21 июня перемирие было подписано. Наполеон принял предложенную Россией демаркационную линию по Неману (статья 4-я), согласился в течение четырех-пяти дней заключить перемирие с прусским королем (статья 3-я) и даже дал время Александру I обдумать условия мира, поскольку перемирие не было ограничено никаким сроком (статья 1-я). Обе стороны соглашались назначить уполномоченных для заключения «окончательного мира» (статья 5-я).
Пока Лобанов-Ростовский вел переговоры о перемирии, между царем и Куракиным, по-прежнему остававшимся самым доверенным лицом Александра I, состоялась откровенная конфиденциальная беседа о будущем франко-русских отношений. В начале беседы царь подробно остановился на мотивах, побуждающих его заключить сепаратный мир с Францией: русская армия понесла большие потери; Россия не может более вести войну один на один с Францией без эффективной помощи союзников по IV коалиции; Англия, ее основной участник, «ведет себя дурно с самого начала». Словом, передавал Куракин вывод Александра 1, «бывают обстоятельства, в которых нужно думать преимущественно о самосохранении и не руководствоваться никакими правилами, кроме мысли о благе государства».
Далее царь поведал своему родственнику о том, что его больше всего беспокоило: Франция, судя по результатам миссии Лобанова-Ростовского, не хочет изменения границ России. А это кардинально меняет дело, ибо теперь Александр I решил выторговать у Наполеона еще менее тяжелые условия мира: взамен отказа от Молдавии, Валахии и Ионических островов он намерен добиваться сохранения Пруссии как противовеса Франции и Австрии.

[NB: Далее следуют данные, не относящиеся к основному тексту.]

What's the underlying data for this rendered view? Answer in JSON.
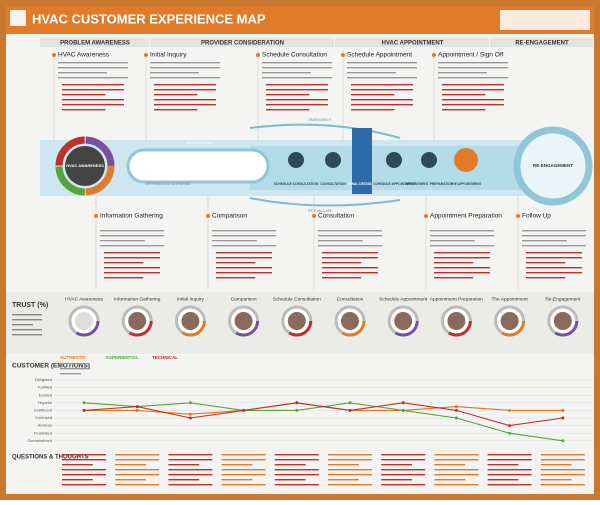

Нужно ли удивляться, что Куракин полностью поддержал соображения, по которым царь собирался заключить мир. Свои мысли он вложил в характеристику генерал-прокурора России А. А. Беклешова, которого царь взял с собой на переговоры: Беклешов «думает открыто, что пора нам начать заботиться только о себе, пора увидеть, сколько нам повредили наши политические ошибки, пора перестать слепо жертвовать собою выгодам союзников, которые вместо того, чтобы помогать нам как бы то следовало, думают только о своих удобствах и всегда готовы предоставить нас нашей собственной участи».
* * *
Известие о перемирии с Францией было встречено противниками мира с крайней тревогой. Мария Федоровна умоляла Куракина подробно писать о развивающихся событиях, ничего не утаивая. Одновременно она пыталась воздействовать на сына через свою дочь Екатерину Павловну, у которой с братом были не только родственные отношения. Письма последней к Александру I в Тильзит дают довольно полную картину смятения и страха императорской семьи при известии о сближении России и Франции. Особенно характерным было письмо от 6 июля 1807 г., в котором Екатерина в предельно четкой форме изложила не только опасения царской семьи, но и взгляды противников мира с Францией в Петербурге на переговоры.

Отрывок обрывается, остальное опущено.